As the precise relationship between narrowband alpha power and the underlying broadband spectral gradient during changing levels of anesthesia is not known, we used the convention set out in Leslie et al. (2009). Here, the slope of the spectral gradient is computed by fitting a linear regression line to the power over the subset of frequencies not influenced by the delta and alpha oscillations (i.e., to power within the 4–7 Hz, and 17–35 Hz frequency range, see Figure 1A). The frequency at which the alpha power above the underlying broadband power is greatest within this extended alpha range (7–17 Hz), is the peak frequency. At this frequency, the peak alpha power is the power at the peak of the oscillation (Figure 1A, triangle), and broadband alpha power refers to the power on the broadband spectral gradient also at that frequency (Figure 1A, circle); oscillatory alpha power is the difference between the peak and broadband alpha power (i.e., the size of the oscillation above the broadband spectral gradient).

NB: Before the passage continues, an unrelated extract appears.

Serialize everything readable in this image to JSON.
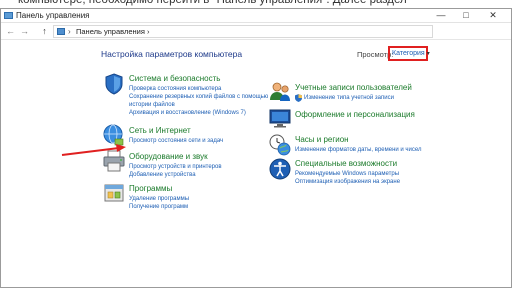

Figure 1. Proposed method of assessing the presence or absence of alpha oscillations. (A) A section of electroencephalogram (EEG) is transformed into the frequency domain using a Fast-Fourier Transform (FFT). Spectral gradient (red line) is fitted via linear regression to the spectrum omitting the delta (0.5–4 Hz) and extended alpha (7–17 Hz) where oscillations are often present. The frequency and power at the maximal power above the spectral gradient (triangle) are recorded. An example spectrogram from one patient over a 5.5 h operation is shown in (B). In (C) changes in peak frequency (blue, left axis) and anesthetic concentration (end-tidal minimum alveoli concentration (MAC), orange, right axis) are shown against time. The rate of change of peak frequency (D, gray) was median smoothed (D, red). When the smoothed first derivative of frequency breached a threshold of 1 standard deviation, oscillatory alpha was classified as absent (E). The concentration-response relationship was determined by fitting a robust regression to peak alpha frequency against CeMAC (F), but only for when an alpha oscillation was classified as present in (E).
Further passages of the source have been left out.